Tout est différent. Sauf le décor, peaufiné depuis un peu moins de deux siècles. Même les géraniums qui ornent le pont de la Chapelle sont bien installés, à leur place, juste au-dessus de l’eau. Rouges comme toujours, ils flottent dans la petite brise estivale, symboles de la tradition, d’un passé idyllique.

Garants de l’histoire locale? Plutôt des artifices, parmi la panoplie que s’est constituée la ville qui borde le lac des Quatre-Cantons, soutient le professeur Valentin Groebner. Ce Viennois, Lucernois d’adoption, nous attend devant l’Université de Lucerne parce qu’elle a beau être l’une des plus petites universités du pays et l’une des plus récentes, c’est un dédale. Lucerne, où les nuitées ont reculé de plus de 60% au premier semestre, est vide, reprend-il, mais les fleurs sont à leur place et elles n’ont rien de traditionnel. Elles sont en réalité des «immigrées», ironise l’historien. Découvertes en Afrique du Sud, amenées en Europe bien trop tard pour qu’on puisse les considérer comme des symboles autres que ceux de la mondialisation, elles sont désormais importées chaque année du Kenya pour être aussi chatoyantes que nécessaire.

Adaptation constante

C’est la force de ce haut lieu du tourisme carte postale de Suisse. Un mélange savant de nature éblouissante (vraie) et d’authenticité (arrangée), travaillé depuis des décennies pour satisfaire l’œil du nouveau venu. Pas le lac, bien sûr. Ni le Rigi ou les autres sommets qui forment son cadre imprenable. Mais presque tout le reste, dans une adaptation constante, en fonction de la provenance des touristes.
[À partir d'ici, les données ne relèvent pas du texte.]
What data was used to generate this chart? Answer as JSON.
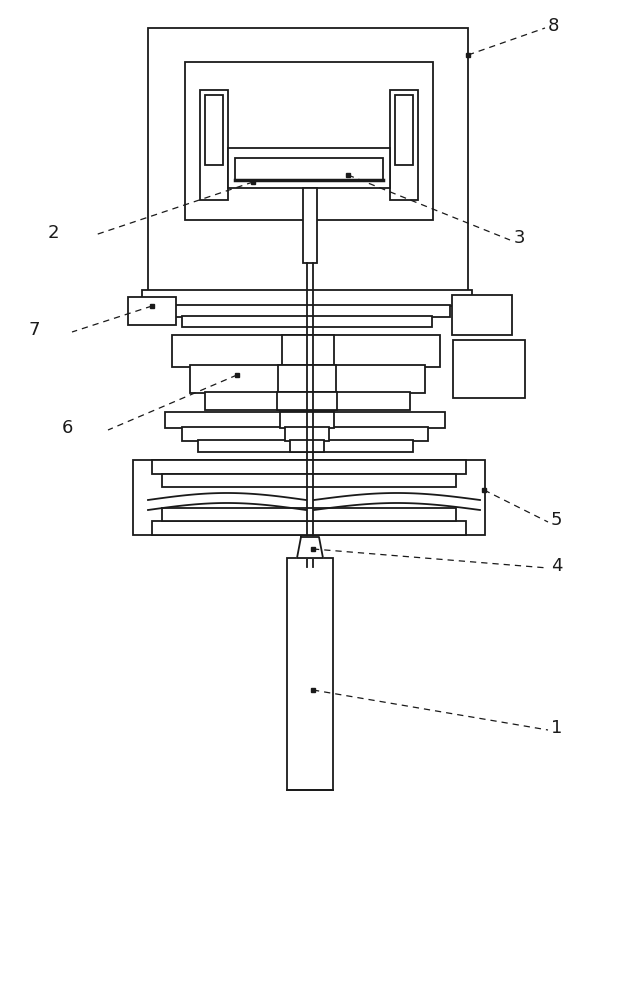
{
  "bg_color": "#ffffff",
  "line_color": "#1a1a1a",
  "lw": 1.3,
  "fig_w": 6.17,
  "fig_h": 10.0
}
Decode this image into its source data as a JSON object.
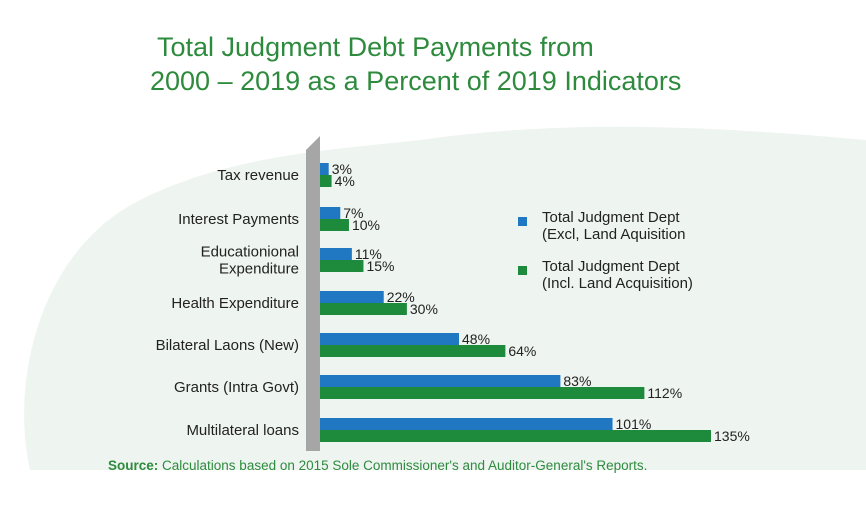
{
  "title_line_1": "Total Judgment Debt Payments  from",
  "title_line_2": "2000 – 2019 as  a Percent of 2019 Indicators",
  "source_label": "Source:",
  "source_text": " Calculations based on 2015 Sole Commissioner's and Auditor-General's Reports.",
  "colors": {
    "title": "#2e8b3e",
    "series_excl": "#1f78c1",
    "series_incl": "#1e8a3c",
    "axis_bar": "#a6a6a6",
    "background_blob": "#eef4f0"
  },
  "chart_data": {
    "type": "bar",
    "orientation": "horizontal",
    "categories": [
      [
        "Tax revenue"
      ],
      [
        "Interest Payments"
      ],
      [
        "Educationional",
        "Expenditure"
      ],
      [
        "Health Expenditure"
      ],
      [
        "Bilateral Laons (New)"
      ],
      [
        "Grants (Intra Govt)"
      ],
      [
        "Multilateral loans"
      ]
    ],
    "series": [
      {
        "name": "Total Judgment Dept (Excl, Land Aquisition",
        "legend_lines": [
          "Total Judgment Dept",
          "(Excl, Land Aquisition"
        ],
        "values": [
          3,
          7,
          11,
          22,
          48,
          83,
          101
        ],
        "labels": [
          "3%",
          "7%",
          "11%",
          "22%",
          "48%",
          "83%",
          "101%"
        ]
      },
      {
        "name": "Total Judgment Dept (Incl. Land Acquisition)",
        "legend_lines": [
          "Total Judgment Dept",
          "(Incl. Land Acquisition)"
        ],
        "values": [
          4,
          10,
          15,
          30,
          64,
          112,
          135
        ],
        "labels": [
          "4%",
          "10%",
          "15%",
          "30%",
          "64%",
          "112%",
          "135%"
        ]
      }
    ],
    "unit": "%",
    "xlim": [
      0,
      135
    ],
    "grid": false,
    "legend_position": "right"
  }
}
Car Lucerne, au départ, ce n’est rien qu’une petite ville, un peu triste, mais qui dispose d’un lac, flanquée de tous ses côtés de montagnes enneigées toute l’année, aime à répéter Valentin Groebner, soulignant que cette combinaison est rare, excepté au bord du lac Léman.
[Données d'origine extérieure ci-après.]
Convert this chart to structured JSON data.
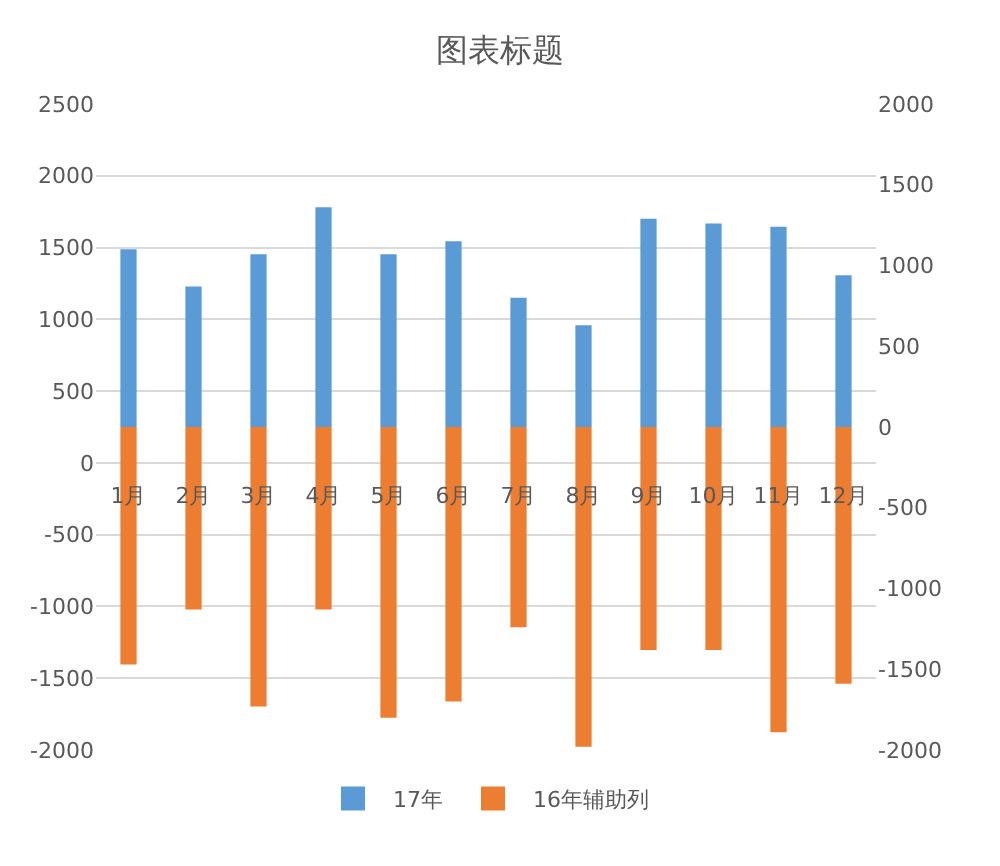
{
  "chart_data": {
    "type": "bar",
    "title": "图表标题",
    "categories": [
      "1月",
      "2月",
      "3月",
      "4月",
      "5月",
      "6月",
      "7月",
      "8月",
      "9月",
      "10月",
      "11月",
      "12月"
    ],
    "series": [
      {
        "name": "17年",
        "color": "#5b9bd5",
        "axis": "y2",
        "values": [
          1100,
          870,
          1070,
          1360,
          1070,
          1150,
          800,
          630,
          1290,
          1260,
          1240,
          940
        ]
      },
      {
        "name": "16年辅助列",
        "color": "#ed7d31",
        "axis": "y2",
        "values": [
          -1470,
          -1130,
          -1730,
          -1130,
          -1800,
          -1700,
          -1240,
          -1980,
          -1380,
          -1380,
          -1890,
          -1590
        ]
      }
    ],
    "ylim": [
      -2000,
      2500
    ],
    "yticks": [
      -2000,
      -1500,
      -1000,
      -500,
      0,
      500,
      1000,
      1500,
      2000,
      2500
    ],
    "y2lim": [
      -2000,
      2000
    ],
    "y2ticks": [
      -2000,
      -1500,
      -1000,
      -500,
      0,
      500,
      1000,
      1500,
      2000
    ],
    "stacked": true,
    "grid": "y",
    "legend": "bottom"
  }
}
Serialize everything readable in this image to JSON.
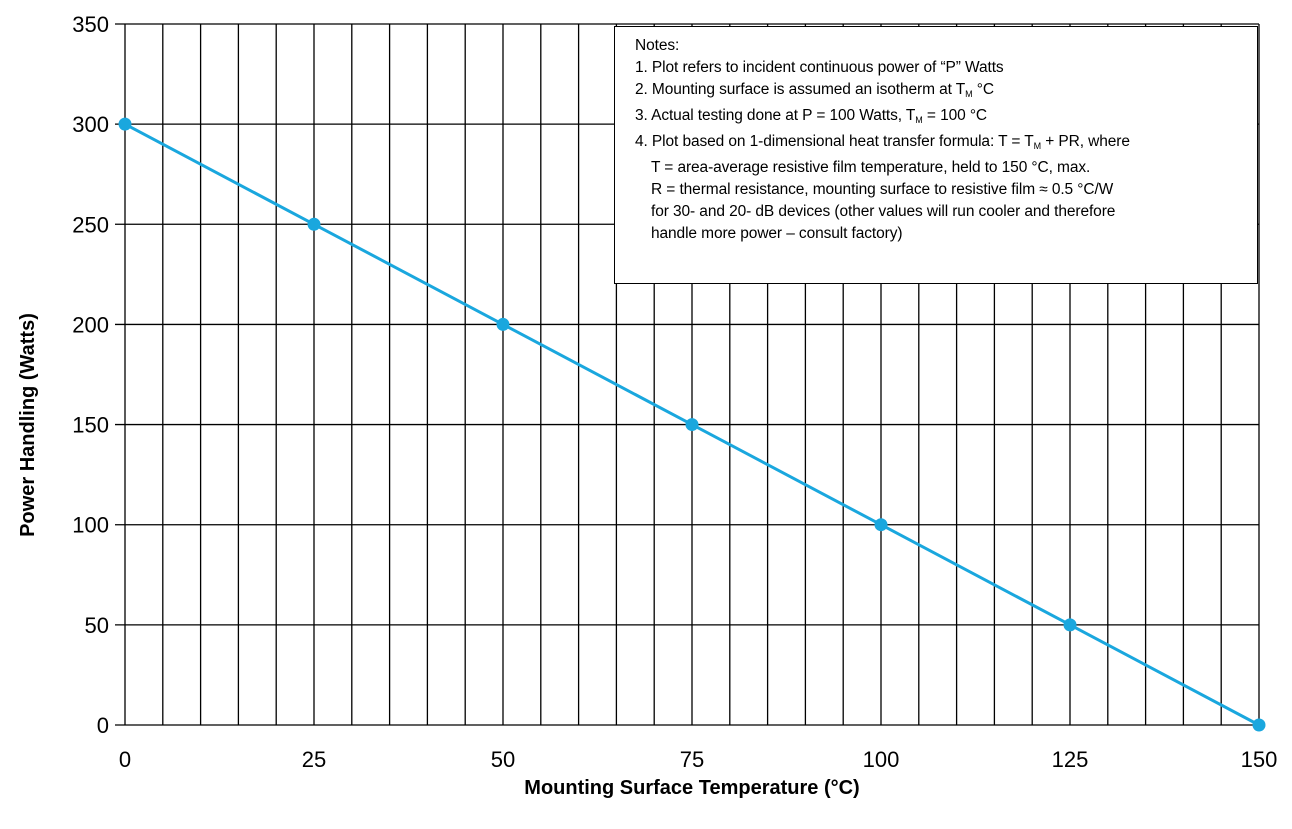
{
  "chart_data": {
    "type": "line",
    "xlabel": "Mounting Surface Temperature (°C)",
    "ylabel": "Power Handling (Watts)",
    "xlim": [
      0,
      150
    ],
    "ylim": [
      0,
      350
    ],
    "x_ticks": [
      "0",
      "25",
      "50",
      "75",
      "100",
      "125",
      "150"
    ],
    "y_ticks": [
      "0",
      "50",
      "100",
      "150",
      "200",
      "250",
      "300",
      "350"
    ],
    "grid": true,
    "grid_x_step": 5,
    "grid_y_step": 50,
    "series": [
      {
        "color": "#1aa7de",
        "x": [
          0,
          25,
          50,
          75,
          100,
          125,
          150
        ],
        "y": [
          300,
          250,
          200,
          150,
          100,
          50,
          0
        ]
      }
    ],
    "annotation": {
      "title": "Notes:",
      "n1": "1. Plot refers to incident continuous power of “P” Watts",
      "n2a": "2. Mounting surface is assumed an isotherm at T",
      "n2sub": "M",
      "n2b": " °C",
      "n3a": "3. Actual testing done at P = 100 Watts, T",
      "n3sub": "M",
      "n3b": " = 100 °C",
      "n4a": "4. Plot based on 1-dimensional heat transfer formula: T = T",
      "n4sub": "M",
      "n4b": " + PR, where",
      "n4c": "T = area-average resistive film temperature, held to 150 °C, max.",
      "n4d": "R = thermal resistance, mounting surface to resistive film ≈ 0.5 °C/W",
      "n4e": "for 30- and 20- dB devices (other values will run cooler and therefore",
      "n4f": "handle more power – consult factory)"
    }
  }
}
A Lucerne, plusieurs facteurs s’imbriquent – la position centrale, au bord d’un lac, proche d’un lieu mythique de la Suisse (le Rütli) – et expliquent son succès. Auprès des Anglais d’abord, qui viennent admirer son cadre sans pareil à partir des années 1850 et le romantisme qu’il inspire. Avant cela, ils s’attardent à Genève ou Montreux, vont parfois jusqu’à Berne. Quand ils découvrent Lucerne, ils s’y installent pour l’été dans ses quelques hôtels de luxe. Toute la bonne société y va, attirée notamment par les représentations de William Turner, qui se rend en Suisse six fois dans la première moitié du XIXe siècle et s’arrête presque systématiquement au bord du lac des Quatre-Cantons. On le dit fasciné par le décor, en retour il fascinera ses compatriotes, pressés de voir de leurs propres yeux la beauté jugée éclatante que le maître du romantisme reproduit.
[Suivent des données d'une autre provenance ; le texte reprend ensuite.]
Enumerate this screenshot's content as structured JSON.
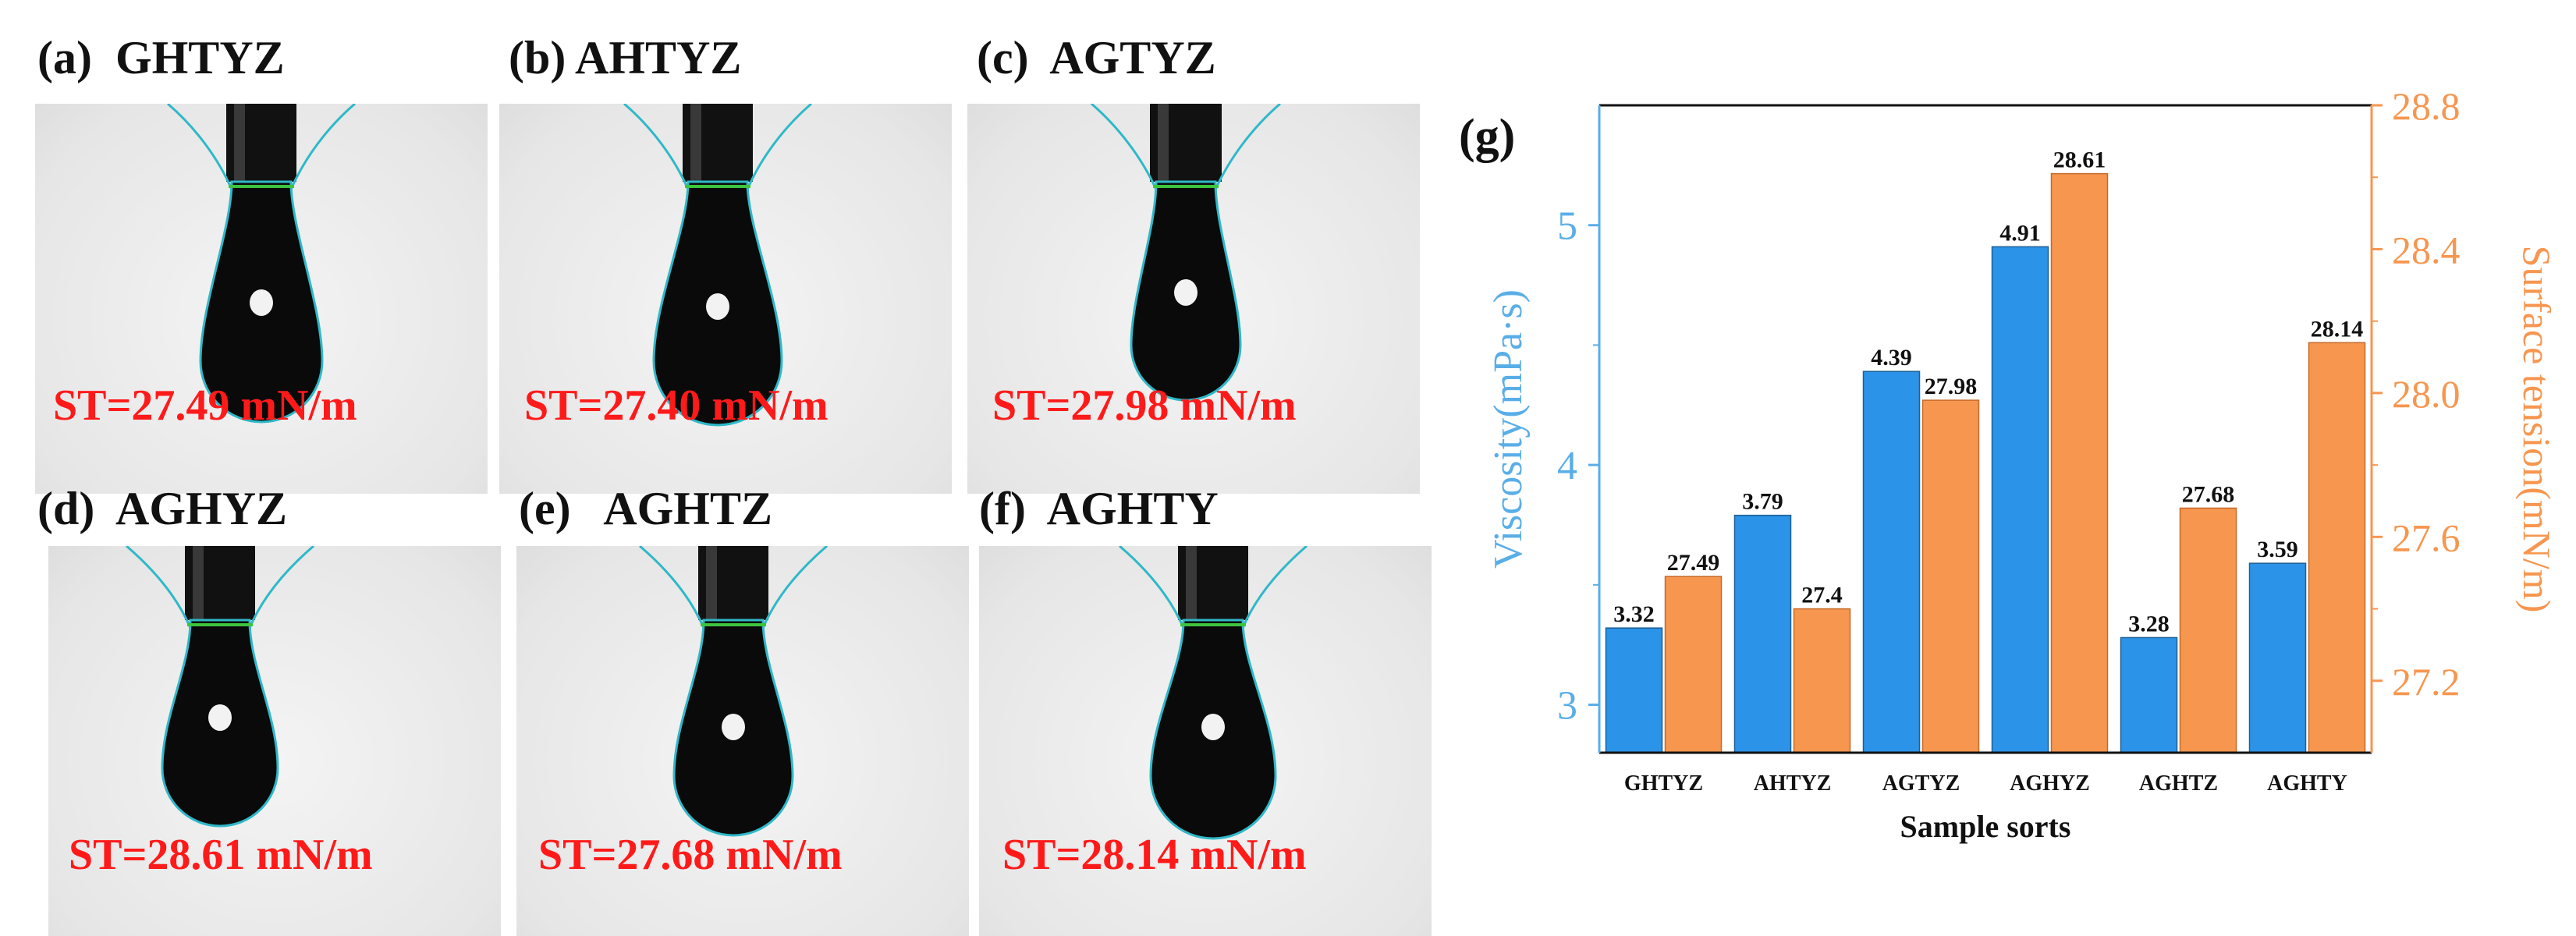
{
  "panels": [
    {
      "label": "(a)",
      "name": "GHTYZ",
      "st": "ST=27.49 mN/m"
    },
    {
      "label": "(b)",
      "name": "AHTYZ",
      "st": "ST=27.40 mN/m"
    },
    {
      "label": "(c)",
      "name": "AGTYZ",
      "st": "ST=27.98 mN/m"
    },
    {
      "label": "(d)",
      "name": "AGHYZ",
      "st": "ST=28.61 mN/m"
    },
    {
      "label": "(e)",
      "name": "AGHTZ",
      "st": "ST=27.68 mN/m"
    },
    {
      "label": "(f)",
      "name": "AGHTY",
      "st": "ST=28.14 mN/m"
    }
  ],
  "chart_data": {
    "type": "bar",
    "panel_label": "(g)",
    "categories": [
      "GHTYZ",
      "AHTYZ",
      "AGTYZ",
      "AGHYZ",
      "AGHTZ",
      "AGHTY"
    ],
    "series": [
      {
        "name": "Viscosity",
        "axis": "left",
        "color": "#2b93e8",
        "values": [
          3.32,
          3.79,
          4.39,
          4.91,
          3.28,
          3.59
        ],
        "labels": [
          "3.32",
          "3.79",
          "4.39",
          "4.91",
          "3.28",
          "3.59"
        ]
      },
      {
        "name": "Surface tension",
        "axis": "right",
        "color": "#f7964f",
        "values": [
          27.49,
          27.4,
          27.98,
          28.61,
          27.68,
          28.14
        ],
        "labels": [
          "27.49",
          "27.4",
          "27.98",
          "28.61",
          "27.68",
          "28.14"
        ]
      }
    ],
    "xlabel": "Sample sorts",
    "ylabel_left": "Viscosity(mPa·s)",
    "ylabel_right": "Surface tension(mN/m)",
    "ylim_left": [
      2.8,
      5.5
    ],
    "ylim_right": [
      27.0,
      28.8
    ],
    "yticks_left": [
      3,
      4,
      5
    ],
    "yticks_right": [
      27.2,
      27.6,
      28.0,
      28.4,
      28.8
    ],
    "yticklabels_right": [
      "27.2",
      "27.6",
      "28.0",
      "28.4",
      "28.8"
    ],
    "left_axis_color": "#5aaee8",
    "right_axis_color": "#f7964f"
  }
}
Pourtant, les textes parvenus jusqu’à eux ne décrivent pas toujours cet ancien village de pêcheurs, encore très pauvre, comme une cité inoubliable. Le panorama est sans comparaison, mais les récits des voyageurs sont intransigeants: la ville est laide, triste dans ces écrits, rappelle Valentin Groebner. Il cite volontiers la description au XVIIIe d’Arthur Schopenhauer: «Une petite ville déserte et mal construite. Mais la vue est divine.» Ça pue, même, sur le pont de la Chapelle, continue l'historien, tandis que la cité dans son ensemble n’a pas de cohérence. Goethe, lui, revient moyennement convaincu de cette petite bourgade suisse.

Un pont pour un quai

Alors, pour les Anglais d’abord, on réaménage. On dresse à nouveau une partie des murs, démolis pour que la cité puisse s’étendre, mais qui doivent maintenant servir de décor aux nouveaux hôtels. On construit une vieille ville, puisqu’un haut lieu du tourisme se doit d’en avoir une à la hauteur. Valentin Groebner cite l’église jésuite comme exemple de ce «faux vieux» qui caractérise les lieux: on lui flanque des tours à la fin du XIXe pour lui donner un semblant de baroque et, ainsi, la faire apparaître plus ancienne qu’elle ne l’est en réalité. D’autres bâtiments sont également construits selon une architecture plus ancienne, on y ajoute des peintures typiques d’un autre âge. Si la ville prend un air médiéval, c’est surtout à la fin du XIXe.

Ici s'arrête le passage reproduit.